The same considerations that apply to bringing meat to room temperature before cooking also apply to allowing it to rest after cooking. Mar advises letting the meat rest for half the amount of time that it cooked, regardless of whether you’re using a bone-in or boneless cut: “If a rib-eye took 20 minutes to cook, it should rest for 10 minutes.” This guideline, however, doesn’t only apply to red meat; after cooking, all meat, including poultry and pork chops, should rest. Any thick cut of meat, like lamb shoulder or pork chops, should, as a general rule, rest for ten to fifteen minutes. Allow the meat to rest on a warm surface, like the stovetop. Avoid using aluminum foil to cover smaller cuts as this will trap heat and quicken the cooking process.

Larger cuts of meat require more resting time; let the meat rest, covered with foil, for about 15 minutes before slicing to preserve the juices without overcooking it. Examples of these cuts of meat include our Roast Chicken with Vegetables and Potatoes, Mustard-Roasted Beef Tenderloin, and Perfect Roast Duck.

Why It’s Important to Rest Meat After Cooking

How Long Should You Let Roast Beef Rest

This image shows a steak that was cooked to medium rare, or 125°F or 51 degrees internal temperature, in a skillet. 7°C). After the steak was quickly put on a cutting board and cut in half, a torrent of juice began to flow out onto the board.

As a result, the steak is not as juicy and flavorful as it could be. By giving your steak some time to rest before slicing, you can easily prevent this tragedy.

I’ve always been told that this occurs because the juices on one side of the meat are forced toward the center of the steak as it comes into contact with the hot pan or grill, which increases the concentration of moisture in the center of the steak. Upon turning the steak over, the same process occurs on the other side. When you cut the steak open, all of the excess liquid spills out because the center becomes supersaturated with liquid—more liquid than it can contain. By giving the steaks time to rest, all of the liquid that was pushed into the center and out of the edges can return to the edges.

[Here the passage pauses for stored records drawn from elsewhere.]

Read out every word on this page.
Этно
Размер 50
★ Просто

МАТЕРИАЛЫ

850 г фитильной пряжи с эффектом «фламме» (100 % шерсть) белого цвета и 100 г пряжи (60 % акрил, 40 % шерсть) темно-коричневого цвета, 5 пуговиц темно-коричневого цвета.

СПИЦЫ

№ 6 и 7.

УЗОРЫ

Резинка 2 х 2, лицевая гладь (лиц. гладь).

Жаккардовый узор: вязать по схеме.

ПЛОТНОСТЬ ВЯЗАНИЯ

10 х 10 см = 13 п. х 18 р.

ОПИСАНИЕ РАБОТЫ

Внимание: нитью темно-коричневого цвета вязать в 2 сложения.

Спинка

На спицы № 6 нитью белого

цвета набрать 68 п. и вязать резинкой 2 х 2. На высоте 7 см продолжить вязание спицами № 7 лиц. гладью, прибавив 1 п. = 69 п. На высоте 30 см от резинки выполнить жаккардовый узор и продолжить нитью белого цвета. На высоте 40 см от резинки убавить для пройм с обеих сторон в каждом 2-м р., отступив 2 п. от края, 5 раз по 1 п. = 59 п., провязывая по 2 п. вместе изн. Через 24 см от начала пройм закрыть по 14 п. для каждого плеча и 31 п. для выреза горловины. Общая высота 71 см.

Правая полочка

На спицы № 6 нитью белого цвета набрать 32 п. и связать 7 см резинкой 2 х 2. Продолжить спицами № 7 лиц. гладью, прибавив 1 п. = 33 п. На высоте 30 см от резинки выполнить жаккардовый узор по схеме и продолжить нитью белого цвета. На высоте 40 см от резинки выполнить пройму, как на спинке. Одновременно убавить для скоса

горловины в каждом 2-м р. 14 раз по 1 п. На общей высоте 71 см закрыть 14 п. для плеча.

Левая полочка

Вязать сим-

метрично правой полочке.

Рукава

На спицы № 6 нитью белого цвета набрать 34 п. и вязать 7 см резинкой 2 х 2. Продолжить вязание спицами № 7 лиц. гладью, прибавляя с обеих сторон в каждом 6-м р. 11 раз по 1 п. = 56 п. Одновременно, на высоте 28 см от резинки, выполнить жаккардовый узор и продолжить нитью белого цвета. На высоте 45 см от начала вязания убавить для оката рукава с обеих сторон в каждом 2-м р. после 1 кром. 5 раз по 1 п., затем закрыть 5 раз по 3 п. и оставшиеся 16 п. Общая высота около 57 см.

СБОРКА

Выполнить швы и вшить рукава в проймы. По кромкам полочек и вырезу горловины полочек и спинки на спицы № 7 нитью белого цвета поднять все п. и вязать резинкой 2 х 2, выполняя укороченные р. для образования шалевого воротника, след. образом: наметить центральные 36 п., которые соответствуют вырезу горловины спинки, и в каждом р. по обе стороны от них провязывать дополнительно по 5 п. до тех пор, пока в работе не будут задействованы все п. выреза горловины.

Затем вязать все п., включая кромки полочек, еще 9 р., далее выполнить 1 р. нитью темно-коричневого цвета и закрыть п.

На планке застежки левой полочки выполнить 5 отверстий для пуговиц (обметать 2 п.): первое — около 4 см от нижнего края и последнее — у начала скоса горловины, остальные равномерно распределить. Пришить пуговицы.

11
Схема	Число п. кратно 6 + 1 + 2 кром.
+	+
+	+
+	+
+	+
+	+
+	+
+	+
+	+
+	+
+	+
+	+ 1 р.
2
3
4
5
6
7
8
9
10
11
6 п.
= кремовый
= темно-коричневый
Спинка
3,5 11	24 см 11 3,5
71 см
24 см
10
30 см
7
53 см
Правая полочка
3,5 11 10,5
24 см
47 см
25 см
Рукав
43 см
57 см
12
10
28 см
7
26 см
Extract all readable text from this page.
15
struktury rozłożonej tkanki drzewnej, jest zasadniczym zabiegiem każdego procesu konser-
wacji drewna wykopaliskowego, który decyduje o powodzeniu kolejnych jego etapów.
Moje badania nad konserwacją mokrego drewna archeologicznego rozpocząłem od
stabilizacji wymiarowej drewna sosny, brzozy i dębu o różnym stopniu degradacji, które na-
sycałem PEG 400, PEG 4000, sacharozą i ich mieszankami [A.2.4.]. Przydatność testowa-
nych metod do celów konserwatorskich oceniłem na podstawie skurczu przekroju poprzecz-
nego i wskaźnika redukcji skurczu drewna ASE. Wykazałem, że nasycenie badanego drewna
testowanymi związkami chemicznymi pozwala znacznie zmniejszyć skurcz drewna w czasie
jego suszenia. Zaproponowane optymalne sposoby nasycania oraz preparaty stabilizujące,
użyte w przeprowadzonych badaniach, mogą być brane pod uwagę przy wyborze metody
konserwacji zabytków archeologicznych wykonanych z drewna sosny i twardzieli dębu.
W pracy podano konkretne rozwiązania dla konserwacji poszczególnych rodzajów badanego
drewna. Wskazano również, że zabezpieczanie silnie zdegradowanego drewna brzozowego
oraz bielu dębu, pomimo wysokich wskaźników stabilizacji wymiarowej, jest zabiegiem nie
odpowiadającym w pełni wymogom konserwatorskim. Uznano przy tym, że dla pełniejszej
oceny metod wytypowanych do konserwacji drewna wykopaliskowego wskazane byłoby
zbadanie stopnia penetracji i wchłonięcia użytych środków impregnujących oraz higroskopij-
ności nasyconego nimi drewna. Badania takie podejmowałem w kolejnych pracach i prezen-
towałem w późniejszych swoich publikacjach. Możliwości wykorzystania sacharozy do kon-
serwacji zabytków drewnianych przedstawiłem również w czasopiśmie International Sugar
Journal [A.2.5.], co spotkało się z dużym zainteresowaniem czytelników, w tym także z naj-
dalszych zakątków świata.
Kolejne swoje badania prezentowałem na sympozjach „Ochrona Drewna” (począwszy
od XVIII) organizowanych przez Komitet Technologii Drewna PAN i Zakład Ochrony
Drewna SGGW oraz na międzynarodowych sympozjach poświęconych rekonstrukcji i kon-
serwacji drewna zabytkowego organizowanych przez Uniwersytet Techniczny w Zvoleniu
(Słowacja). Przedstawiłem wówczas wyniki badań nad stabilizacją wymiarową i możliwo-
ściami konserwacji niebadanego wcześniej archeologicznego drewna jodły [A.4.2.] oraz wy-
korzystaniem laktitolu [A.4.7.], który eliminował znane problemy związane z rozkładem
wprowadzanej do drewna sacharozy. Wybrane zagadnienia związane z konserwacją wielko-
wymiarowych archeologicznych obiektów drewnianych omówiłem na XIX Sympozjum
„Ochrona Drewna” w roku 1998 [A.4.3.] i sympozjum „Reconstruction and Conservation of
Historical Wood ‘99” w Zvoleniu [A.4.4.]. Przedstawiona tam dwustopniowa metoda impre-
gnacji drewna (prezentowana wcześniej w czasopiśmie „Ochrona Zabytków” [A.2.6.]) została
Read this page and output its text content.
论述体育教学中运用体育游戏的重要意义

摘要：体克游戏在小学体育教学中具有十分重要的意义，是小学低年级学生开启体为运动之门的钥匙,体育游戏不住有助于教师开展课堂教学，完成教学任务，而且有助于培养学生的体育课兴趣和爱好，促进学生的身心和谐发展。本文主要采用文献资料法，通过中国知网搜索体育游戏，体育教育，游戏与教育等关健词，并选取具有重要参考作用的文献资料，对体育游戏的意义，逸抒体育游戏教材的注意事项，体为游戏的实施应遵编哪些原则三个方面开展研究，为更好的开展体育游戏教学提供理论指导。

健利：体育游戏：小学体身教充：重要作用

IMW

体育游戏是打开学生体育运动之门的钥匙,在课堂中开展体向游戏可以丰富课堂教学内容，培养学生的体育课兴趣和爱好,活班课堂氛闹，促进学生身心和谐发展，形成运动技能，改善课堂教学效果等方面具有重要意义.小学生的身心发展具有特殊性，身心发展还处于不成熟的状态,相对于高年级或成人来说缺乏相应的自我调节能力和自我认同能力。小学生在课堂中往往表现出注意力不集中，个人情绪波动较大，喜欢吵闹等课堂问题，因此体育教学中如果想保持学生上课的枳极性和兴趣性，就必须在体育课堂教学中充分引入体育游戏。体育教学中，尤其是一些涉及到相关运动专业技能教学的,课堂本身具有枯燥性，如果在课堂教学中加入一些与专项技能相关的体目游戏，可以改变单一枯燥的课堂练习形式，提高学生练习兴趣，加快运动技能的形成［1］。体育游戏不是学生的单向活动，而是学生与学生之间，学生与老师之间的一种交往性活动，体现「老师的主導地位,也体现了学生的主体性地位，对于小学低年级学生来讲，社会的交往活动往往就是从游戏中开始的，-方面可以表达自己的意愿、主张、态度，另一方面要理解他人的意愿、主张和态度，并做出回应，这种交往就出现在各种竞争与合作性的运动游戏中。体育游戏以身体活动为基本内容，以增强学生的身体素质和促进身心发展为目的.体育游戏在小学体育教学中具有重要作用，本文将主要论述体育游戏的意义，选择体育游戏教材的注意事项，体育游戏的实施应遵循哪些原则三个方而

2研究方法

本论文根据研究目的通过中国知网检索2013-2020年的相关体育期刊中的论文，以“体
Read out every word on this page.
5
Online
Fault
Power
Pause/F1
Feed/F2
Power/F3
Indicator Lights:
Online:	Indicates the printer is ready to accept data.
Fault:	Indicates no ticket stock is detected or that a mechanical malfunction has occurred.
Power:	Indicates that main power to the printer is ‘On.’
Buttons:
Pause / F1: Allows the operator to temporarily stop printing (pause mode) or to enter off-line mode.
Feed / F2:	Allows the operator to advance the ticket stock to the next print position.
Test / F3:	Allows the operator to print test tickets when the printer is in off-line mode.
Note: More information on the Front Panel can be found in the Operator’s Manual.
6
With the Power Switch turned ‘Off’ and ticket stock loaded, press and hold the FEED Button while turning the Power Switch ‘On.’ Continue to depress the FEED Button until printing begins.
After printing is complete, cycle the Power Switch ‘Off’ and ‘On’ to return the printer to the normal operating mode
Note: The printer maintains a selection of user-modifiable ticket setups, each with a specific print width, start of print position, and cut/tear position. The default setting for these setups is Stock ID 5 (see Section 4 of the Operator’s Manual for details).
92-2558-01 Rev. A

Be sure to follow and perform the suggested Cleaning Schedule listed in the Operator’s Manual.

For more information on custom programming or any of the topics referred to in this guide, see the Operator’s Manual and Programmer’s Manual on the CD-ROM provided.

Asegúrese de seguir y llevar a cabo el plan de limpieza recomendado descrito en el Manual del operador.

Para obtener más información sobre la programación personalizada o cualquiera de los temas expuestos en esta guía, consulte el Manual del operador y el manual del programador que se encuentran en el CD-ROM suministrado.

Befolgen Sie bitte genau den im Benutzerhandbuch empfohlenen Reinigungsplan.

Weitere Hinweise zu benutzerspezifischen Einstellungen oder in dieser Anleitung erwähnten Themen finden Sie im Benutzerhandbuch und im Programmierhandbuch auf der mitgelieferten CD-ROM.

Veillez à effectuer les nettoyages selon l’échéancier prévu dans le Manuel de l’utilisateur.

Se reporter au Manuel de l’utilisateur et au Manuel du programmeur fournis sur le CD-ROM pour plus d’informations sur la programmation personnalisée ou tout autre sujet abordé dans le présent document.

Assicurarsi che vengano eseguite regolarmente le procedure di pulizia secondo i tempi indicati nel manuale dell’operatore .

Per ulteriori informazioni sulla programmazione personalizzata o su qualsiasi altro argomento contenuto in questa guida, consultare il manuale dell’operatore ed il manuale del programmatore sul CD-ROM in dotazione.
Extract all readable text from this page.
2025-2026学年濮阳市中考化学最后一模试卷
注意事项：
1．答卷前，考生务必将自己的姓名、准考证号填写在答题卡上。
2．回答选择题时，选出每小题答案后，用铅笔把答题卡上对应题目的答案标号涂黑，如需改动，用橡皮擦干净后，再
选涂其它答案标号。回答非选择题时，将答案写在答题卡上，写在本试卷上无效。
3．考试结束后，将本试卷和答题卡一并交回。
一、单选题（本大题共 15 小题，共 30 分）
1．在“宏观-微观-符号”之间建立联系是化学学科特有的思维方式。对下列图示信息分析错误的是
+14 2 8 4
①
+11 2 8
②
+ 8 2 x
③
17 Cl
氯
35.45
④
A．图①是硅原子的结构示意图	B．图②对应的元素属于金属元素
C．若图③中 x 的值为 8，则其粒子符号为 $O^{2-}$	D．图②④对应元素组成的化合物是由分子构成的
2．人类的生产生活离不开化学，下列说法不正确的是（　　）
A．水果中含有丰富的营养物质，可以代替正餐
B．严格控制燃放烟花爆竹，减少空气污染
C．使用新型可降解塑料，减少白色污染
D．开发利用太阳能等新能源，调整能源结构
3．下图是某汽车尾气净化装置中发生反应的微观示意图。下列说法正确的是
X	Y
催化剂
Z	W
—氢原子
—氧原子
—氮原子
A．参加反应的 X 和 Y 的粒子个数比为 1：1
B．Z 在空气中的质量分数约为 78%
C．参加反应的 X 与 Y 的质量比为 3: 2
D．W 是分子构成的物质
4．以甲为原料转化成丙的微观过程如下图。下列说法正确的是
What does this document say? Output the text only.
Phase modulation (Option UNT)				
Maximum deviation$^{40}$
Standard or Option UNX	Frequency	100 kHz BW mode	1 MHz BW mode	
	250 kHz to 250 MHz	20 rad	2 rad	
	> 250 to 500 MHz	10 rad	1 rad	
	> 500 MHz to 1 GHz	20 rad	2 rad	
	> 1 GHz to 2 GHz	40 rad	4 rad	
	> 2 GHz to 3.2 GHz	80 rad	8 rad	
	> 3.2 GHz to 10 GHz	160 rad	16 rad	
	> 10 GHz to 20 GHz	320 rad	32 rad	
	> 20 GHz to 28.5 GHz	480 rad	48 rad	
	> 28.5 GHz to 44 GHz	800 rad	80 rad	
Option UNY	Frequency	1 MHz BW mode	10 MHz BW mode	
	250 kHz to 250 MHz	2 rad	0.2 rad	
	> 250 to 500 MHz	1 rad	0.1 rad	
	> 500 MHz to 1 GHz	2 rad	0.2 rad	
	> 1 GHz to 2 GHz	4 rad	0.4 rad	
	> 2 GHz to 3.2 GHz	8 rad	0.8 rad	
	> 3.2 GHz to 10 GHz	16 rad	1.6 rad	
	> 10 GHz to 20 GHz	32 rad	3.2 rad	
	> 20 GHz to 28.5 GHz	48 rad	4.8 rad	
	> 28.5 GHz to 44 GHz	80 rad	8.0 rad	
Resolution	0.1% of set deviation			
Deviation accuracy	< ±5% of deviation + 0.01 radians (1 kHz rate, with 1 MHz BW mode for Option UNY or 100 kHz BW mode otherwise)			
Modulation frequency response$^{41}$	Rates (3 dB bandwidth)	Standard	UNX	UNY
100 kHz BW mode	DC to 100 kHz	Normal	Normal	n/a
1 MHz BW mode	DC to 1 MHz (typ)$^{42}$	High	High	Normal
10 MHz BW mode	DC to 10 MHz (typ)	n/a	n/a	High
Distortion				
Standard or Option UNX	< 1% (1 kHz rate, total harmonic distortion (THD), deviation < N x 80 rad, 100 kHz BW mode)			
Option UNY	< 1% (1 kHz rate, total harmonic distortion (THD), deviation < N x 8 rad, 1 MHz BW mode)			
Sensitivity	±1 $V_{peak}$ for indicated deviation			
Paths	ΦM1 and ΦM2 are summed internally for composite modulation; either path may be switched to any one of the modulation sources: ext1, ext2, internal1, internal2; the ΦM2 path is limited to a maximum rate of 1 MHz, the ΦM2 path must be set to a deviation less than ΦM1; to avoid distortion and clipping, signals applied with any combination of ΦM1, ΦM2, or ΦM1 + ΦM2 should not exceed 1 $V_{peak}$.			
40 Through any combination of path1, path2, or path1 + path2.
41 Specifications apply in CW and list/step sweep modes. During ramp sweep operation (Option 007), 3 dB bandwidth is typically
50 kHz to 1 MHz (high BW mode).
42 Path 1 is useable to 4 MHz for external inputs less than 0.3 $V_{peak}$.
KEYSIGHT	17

It makes some sense to think of a steak as a large bundle of straws, with each straw being a representation of a muscle fiber and each straw being filled with liquid. These straws begin to constrict and narrow as the meat cooks, applying pressure to the liquid inside. The straws are pinched most tightly at their edges and slightly less tightly in the middle because the meat cooks from the outside in. So far so good. Liquid should be forced toward the center if the edges are pinched more tightly than the center, according to logic.

Well heres the problem: water is not compressible. Put another way, if a two-liter bottle is already completely full of water, adding more water to it without adjusting its size is (almost) physically impossible. Same thing with a steak.

There’s no forcing more liquid into the muscle fibers unless we’re stretching their centers to make them physically wider. The circumference of a raw steak can be measured to demonstrate that the muscle fibers are not getting wider. a cooked one. Should liquid be pushed towards the center, the circumference would increase. It doesn’t; if it looks like it does, that’s just because the edges get smaller, creating the appearance of a larger center.

In fact, the exact opposite is the case. A medium-rare steak’s center, which reaches 125°F, is also contracting and releasing liquid. Where does all that liquid go?.

The only location it can is from the surface of the steak or the straw’s end. *That sizzling sound you hear while cooking steak is the sound of moisture evaporating.

*There are techniques to reduce muscle fiber shrinkage, which reduces moisture loss; however, that subject will be discussed in a later Food Lab post.

How to rest the meat

Remove from the heat and transfer to a warm platter or plate. Cover the meat loosely with foil. The hot meat will sweat and lose the important moisture you are trying to preserve if you wrap or cover it tightly with foil.